By Yang Jianli

China is scrambling to retain its sovereign control over Hong Kong as Regina Ip, a member of the Legislative council of Hong Kong, has issued well-drafted threats to revoke the Chinese nationality of citizens who wish to migrate to UK through their British National (Overseas) passport, effectively ending their Hong Kong residency rights.

The BN(O) passport grants millions of Hong Kong citizens a path to easily seek work and consular access in the UK, an arrangement that allows the BN(O) passport holders to reside permanently in the UK through a series of steps. It is estimated that under a special immigration scheme proposed by UK in July 2020, more than 3 million Hong Kong BN(O) passport holders could migrate to UK for work and gain eventual citizenship, creating a massive brain drain, which worries Beijing.

Beijing has been cracking down on Hong Kong for years for its pro-democracy protests. It has drawn regular criticism from UK, further fracturing UK-China relations.

Prime Minister Boris Johnson has condemned the regular undermining of the Sino-British joint declaration by China and violations of the freedoms that the treaty grants to Hong Kong citizens. 

Governments worldwide including the US and Canada have repeatedly called out China over their egregious violations of the Sino-British declaration. The Canadian government has gone on to announce a new pathway to citizenship for young Hong Kong citizens, a move that has come in response of threats by the Chinese government endangering the safety of Canadian citizens in Hong Kong. 

UK too has thus followed suit and announced an immigration scheme to offer British citizenship to Hongkongers in possession of BN(O) passports. Beijing has not taken to this offer well and has promised to strongly retaliate against this move.

What’s problematic for Beijing is that UK’s offer to support pro-democracy Hong Kong citizens exposes the faultlines in China’s grasp over Honk Kong. The UK-Hong Kong agreement that gives Hong Kong it’s democratic freedoms from China until 2047 has long been a bone of contention for the Chinese government, which has sought to integrate Hong Kong to its communist regime.  As per a report by Bank of America, the emigration of Hong Kong residents overseas could trigger an outflow of capital amounting to $36 billion in 2021, an estimate that has come in the background of UK opening its special visa scheme for Hong Kong BN(O) passport holders. 

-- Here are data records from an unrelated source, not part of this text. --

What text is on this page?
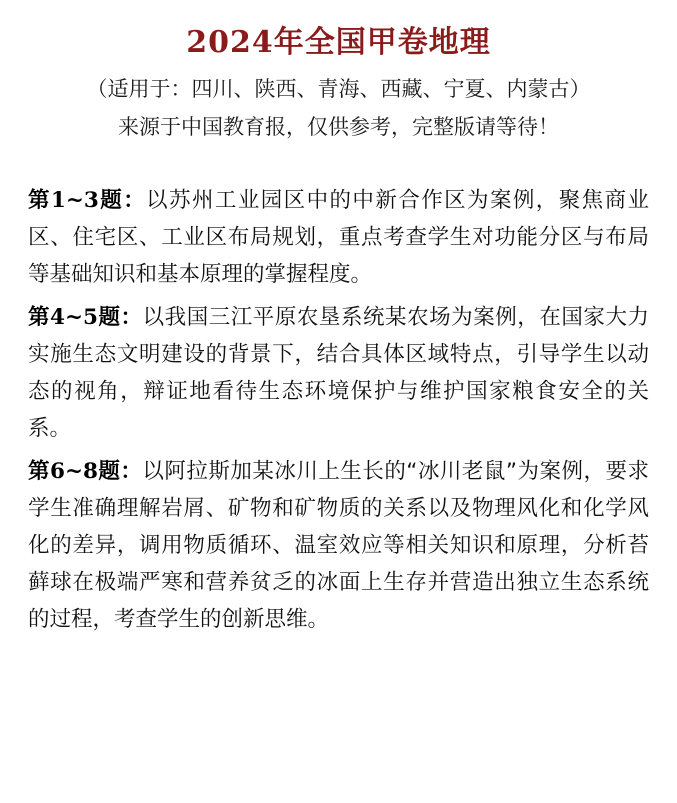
2024年全国甲卷地理

（适用于：四川、陕西、青海、西藏、宁夏、内蒙古）

来源于中国教育报，仅供参考，完整版请等待！

第1~3题：以苏州工业园区中的中新合作区为案例，聚焦商业区、住宅区、工业区布局规划，重点考查学生对功能分区与布局等基础知识和基本原理的掌握程度。

第4~5题：以我国三江平原农垦系统某农场为案例，在国家大力实施生态文明建设的背景下，结合具体区域特点，引导学生以动态的视角，辩证地看待生态环境保护与维护国家粮食安全的关系。

第6~8题：以阿拉斯加某冰川上生长的“冰川老鼠”为案例，要求学生准确理解岩屑、矿物和矿物质的关系以及物理风化和化学风化的差异，调用物质循环、温室效应等相关知识和原理，分析苔藓球在极端严寒和营养贫乏的冰面上生存并营造出独立生态系统的过程，考查学生的创新思维。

This has greatly irked the attention of pro-Beijing Honk Kong legislators who have openly called for extreme measures against pro-democracy Hongkongers who wish to move to UK, including stripping their BN(O) passport privileges and their right to vote in elections.

Beijing has started to take concrete steps towards these threats. The government has gone on to block BN(O) passport holders trying to emigrate to UK from withdrawing their retirement savings from the pension fund, reported by the Apple Daily. 

UK’s offer to provide a safe haven to Hong Kong citizens is a culmination of years of political turmoil and protest in Hong Kong, including the “umbrella protests” of 2014. The major trigger point to open up immigration for BN(O) passport holders has been the enactment of the Hong Kong security law by Beijing in June 2020, which effectively gave carte blanche rights to the Chinese government to extradite Hong Kong pro-democracy protestors.